More than 160,000 people have asked Elections B.C. for mail-in ballots, a strong indication that the pandemic is changing voting habits.
Voters will head to the polls on Oct. 24 after B.C. NDP Leader John Horgan called the election, saying his minority government needs more stability in order to govern through the COVID-19 heath emergency.
Less than 24 hours after Horgan asked Lt.-Gov. Janet Austin to dissolve the legislature to trigger the election, 20,000 people had requested mail-in ballots and Elections B.C. announced Thursday afternoon that the number had ballooned to 160,000.

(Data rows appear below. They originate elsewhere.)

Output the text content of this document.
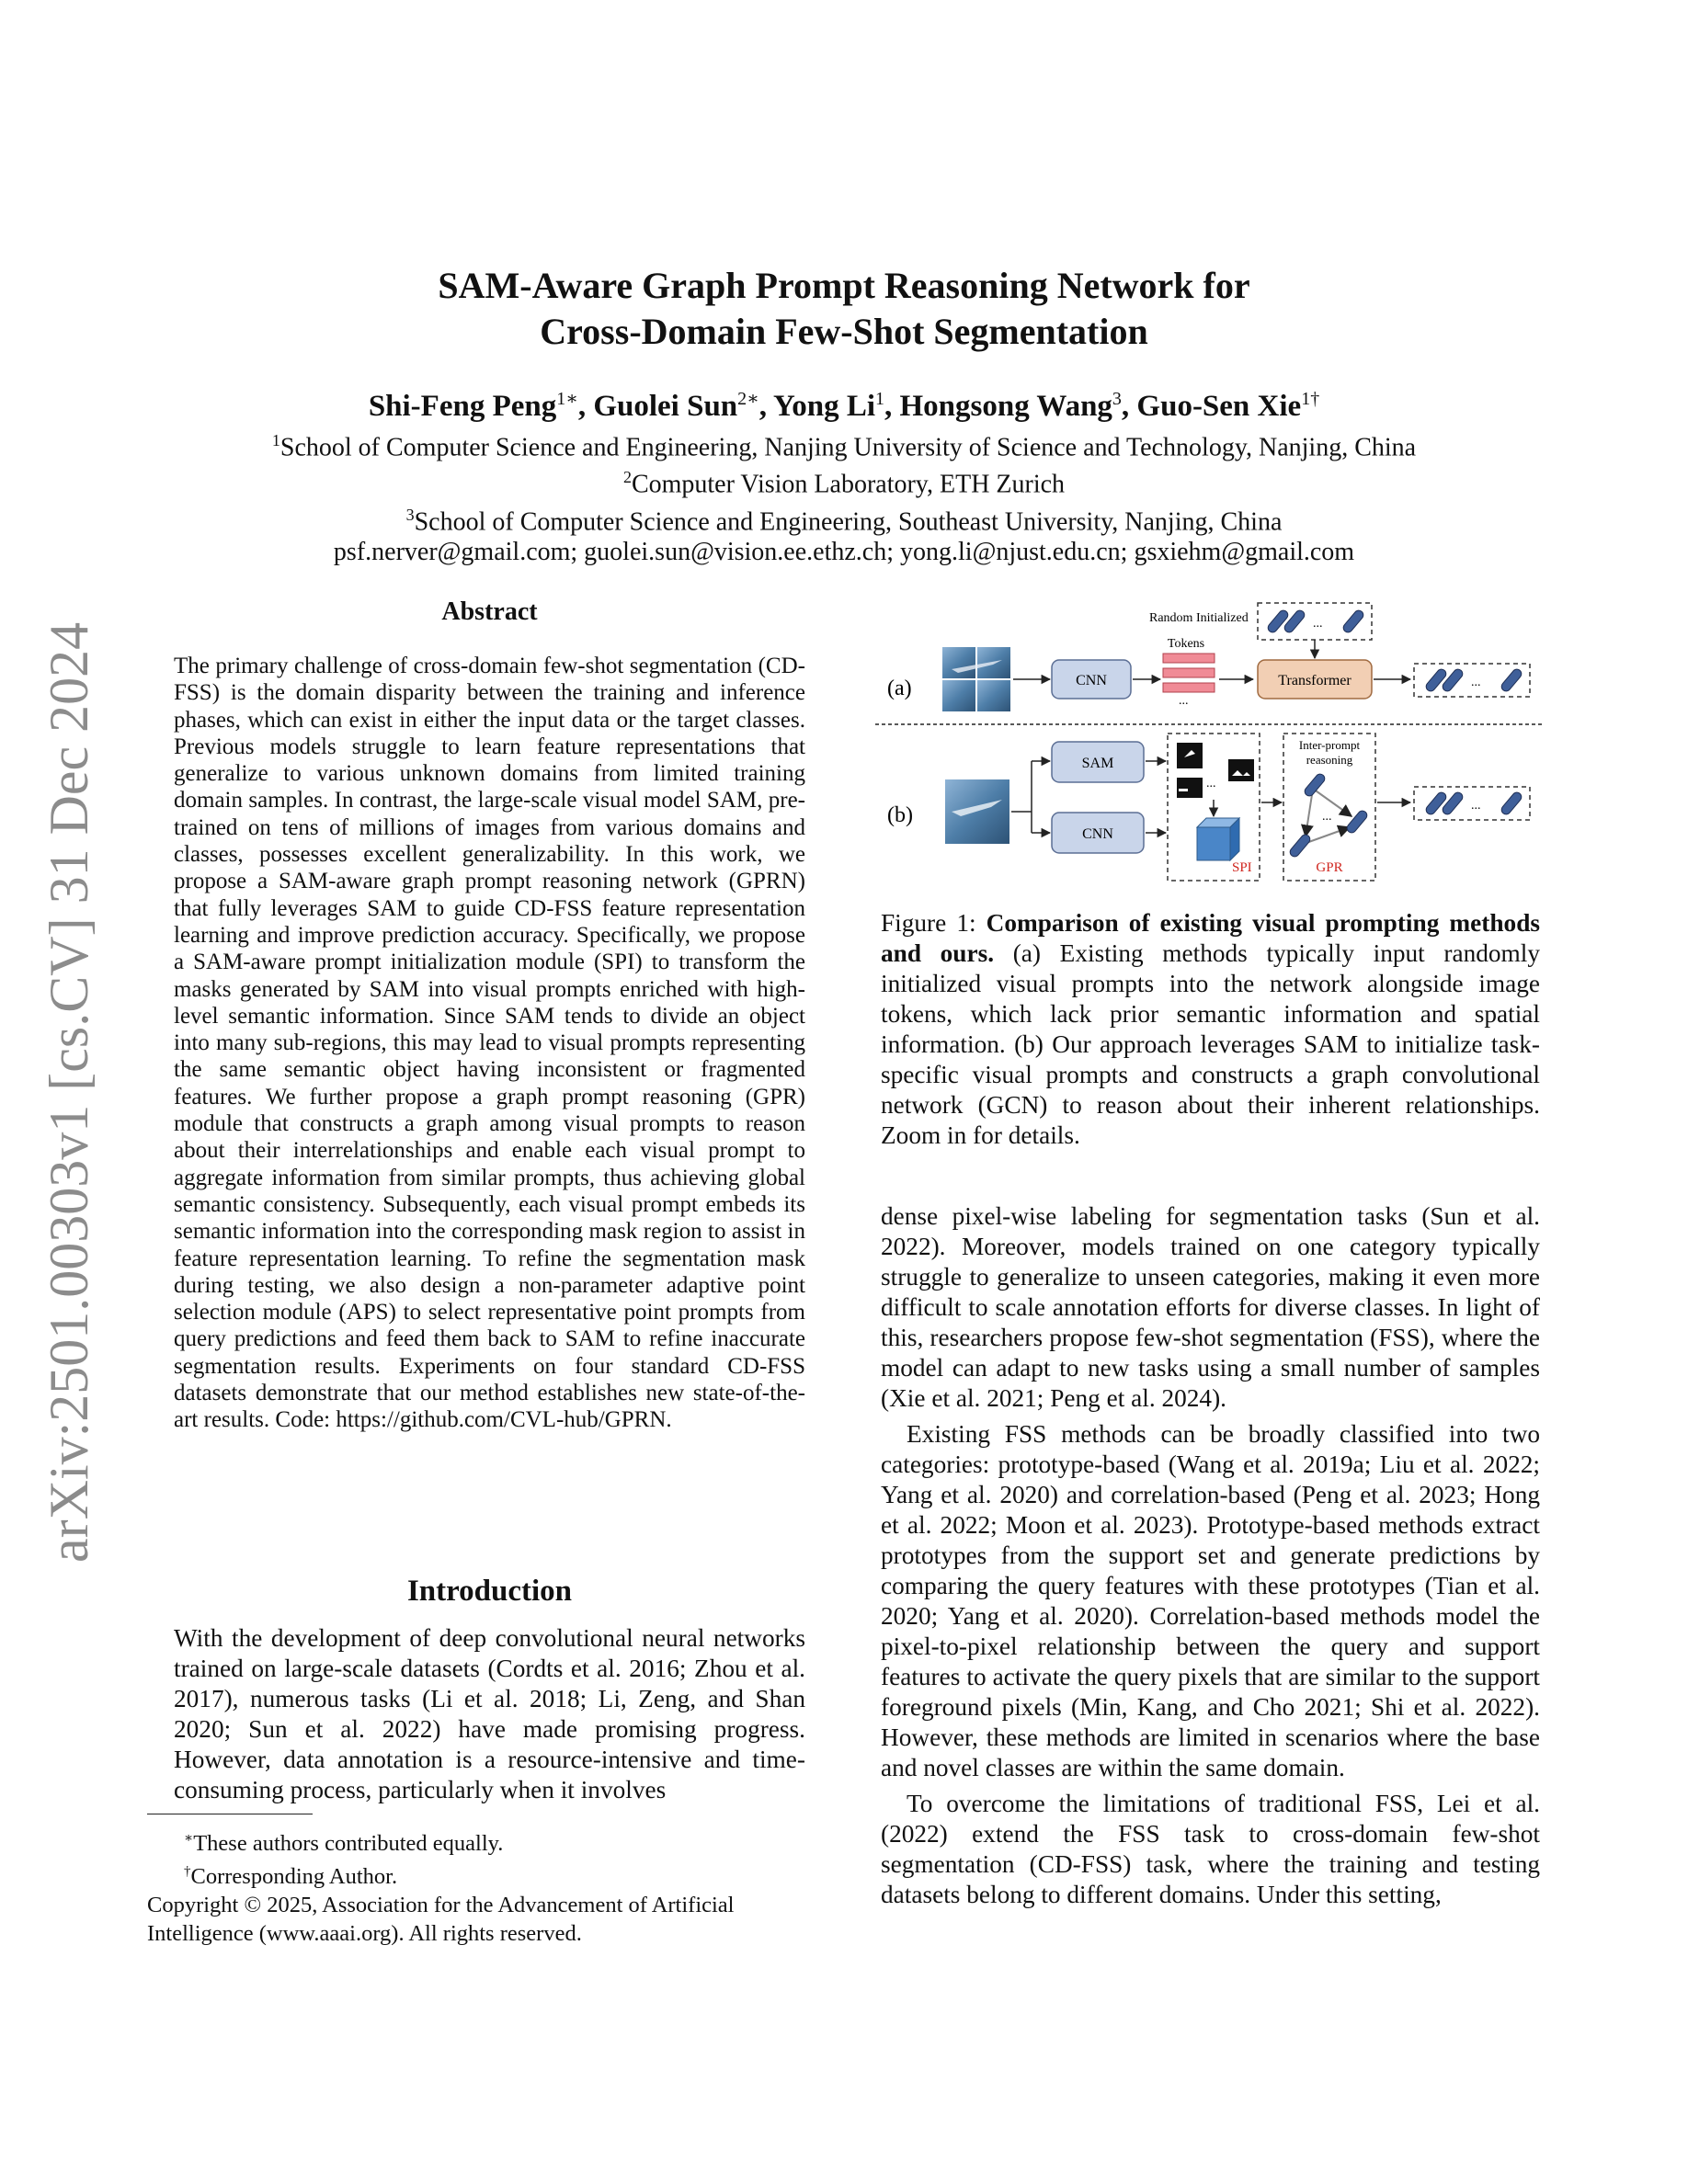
arXiv:2501.00303v1 [cs.CV] 31 Dec 2024
SAM-Aware Graph Prompt Reasoning Network for
Cross-Domain Few-Shot Segmentation
Shi-Feng Peng$^{1∗}$, Guolei Sun$^{2∗}$, Yong Li$^1$, Hongsong Wang$^3$, Guo-Sen Xie$^{1\dagger}$
$^1$School of Computer Science and Engineering, Nanjing University of Science and Technology, Nanjing, China
$^2$Computer Vision Laboratory, ETH Zurich
$^3$School of Computer Science and Engineering, Southeast University, Nanjing, China
psf.nerver@gmail.com; guolei.sun@vision.ee.ethz.ch; yong.li@njust.edu.cn; gsxiehm@gmail.com
Abstract

The primary challenge of cross-domain few-shot segmentation (CD-FSS) is the domain disparity between the training and inference phases, which can exist in either the input data or the target classes. Previous models struggle to learn feature representations that generalize to various unknown domains from limited training domain samples. In contrast, the large-scale visual model SAM, pre-trained on tens of millions of images from various domains and classes, possesses excellent generalizability. In this work, we propose a SAM-aware graph prompt reasoning network (GPRN) that fully leverages SAM to guide CD-FSS feature representation learning and improve prediction accuracy. Specifically, we propose a SAM-aware prompt initialization module (SPI) to transform the masks generated by SAM into visual prompts enriched with high-level semantic information. Since SAM tends to divide an object into many sub-regions, this may lead to visual prompts representing the same semantic object having inconsistent or fragmented features. We further propose a graph prompt reasoning (GPR) module that constructs a graph among visual prompts to reason about their interrelationships and enable each visual prompt to aggregate information from similar prompts, thus achieving global semantic consistency. Subsequently, each visual prompt embeds its semantic information into the corresponding mask region to assist in feature representation learning. To refine the segmentation mask during testing, we also design a non-parameter adaptive point selection module (APS) to select representative point prompts from query predictions and feed them back to SAM to refine inaccurate segmentation results. Experiments on four standard CD-FSS datasets demonstrate that our method establishes new state-of-the-art results. Code: https://github.com/CVL-hub/GPRN.

Introduction

With the development of deep convolutional neural networks trained on large-scale datasets (Cordts et al. 2016; Zhou et al. 2017), numerous tasks (Li et al. 2018; Li, Zeng, and Shan 2020; Sun et al. 2022) have made promising progress. However, data annotation is a resource-intensive and time-consuming process, particularly when it involves

∗These authors contributed equally.
†Corresponding Author.
Copyright © 2025, Association for the Advancement of Artificial Intelligence (www.aaai.org). All rights reserved.
(a)	CNN
Random Initialized
Tokens
...
...
Transformer	...
(b)
SAM
CNN
...
SPI
Inter-prompt
reasoning
...
GPR
...

Figure 1: Comparison of existing visual prompting methods and ours. (a) Existing methods typically input randomly initialized visual prompts into the network alongside image tokens, which lack prior semantic information and spatial information. (b) Our approach leverages SAM to initialize task-specific visual prompts and constructs a graph convolutional network (GCN) to reason about their inherent relationships. Zoom in for details.

dense pixel-wise labeling for segmentation tasks (Sun et al. 2022). Moreover, models trained on one category typically struggle to generalize to unseen categories, making it even more difficult to scale annotation efforts for diverse classes. In light of this, researchers propose few-shot segmentation (FSS), where the model can adapt to new tasks using a small number of samples (Xie et al. 2021; Peng et al. 2024).

Existing FSS methods can be broadly classified into two categories: prototype-based (Wang et al. 2019a; Liu et al. 2022; Yang et al. 2020) and correlation-based (Peng et al. 2023; Hong et al. 2022; Moon et al. 2023). Prototype-based methods extract prototypes from the support set and generate predictions by comparing the query features with these prototypes (Tian et al. 2020; Yang et al. 2020). Correlation-based methods model the pixel-to-pixel relationship between the query and support features to activate the query pixels that are similar to the support foreground pixels (Min, Kang, and Cho 2021; Shi et al. 2022). However, these methods are limited in scenarios where the base and novel classes are within the same domain.

To overcome the limitations of traditional FSS, Lei et al. (2022) extend the FSS task to cross-domain few-shot segmentation (CD-FSS) task, where the training and testing datasets belong to different domains. Under this setting,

In the 2017 provincial election, 11,268 people requested mail-in ballots and 6,517 mail-in ballots were cast.
Surveys in May and August conducted for Elections B.C. found that 35 to 40 per cent of voters — up to 800,000 people — would prefer to mail in their ballot during a pandemic.
Elections B.C. has warned that a surge in mail-in ballots could mean British Columbians won’t find out who won the election until weeks after voting day. While votes cast on voting day and in advance polls are counted on Oct. 24, absentee ballots — including mail-in ballots — aren’t counted for at least 13 days to allow a “rigorous screening process” to ensure a person only votes once.
New Brunswick’s recent election, which saw a huge demand for mail-in ballots, could offer some lessons for B.C. More than half of all voters in New Brunswick cast their ballots early, with 35 per cent voting during the two days of advance voting and 17 per cent through mail-in ballots, including ballots delivered to residential care homes for seniors.
Typically, fewer than one per cent of voters vote through mail-in ballots.
Eligible voters can register or update their registration to vote, and request a mail-in ballot, by going online to elections.bc.ca or by phoning 1-800-661-8683.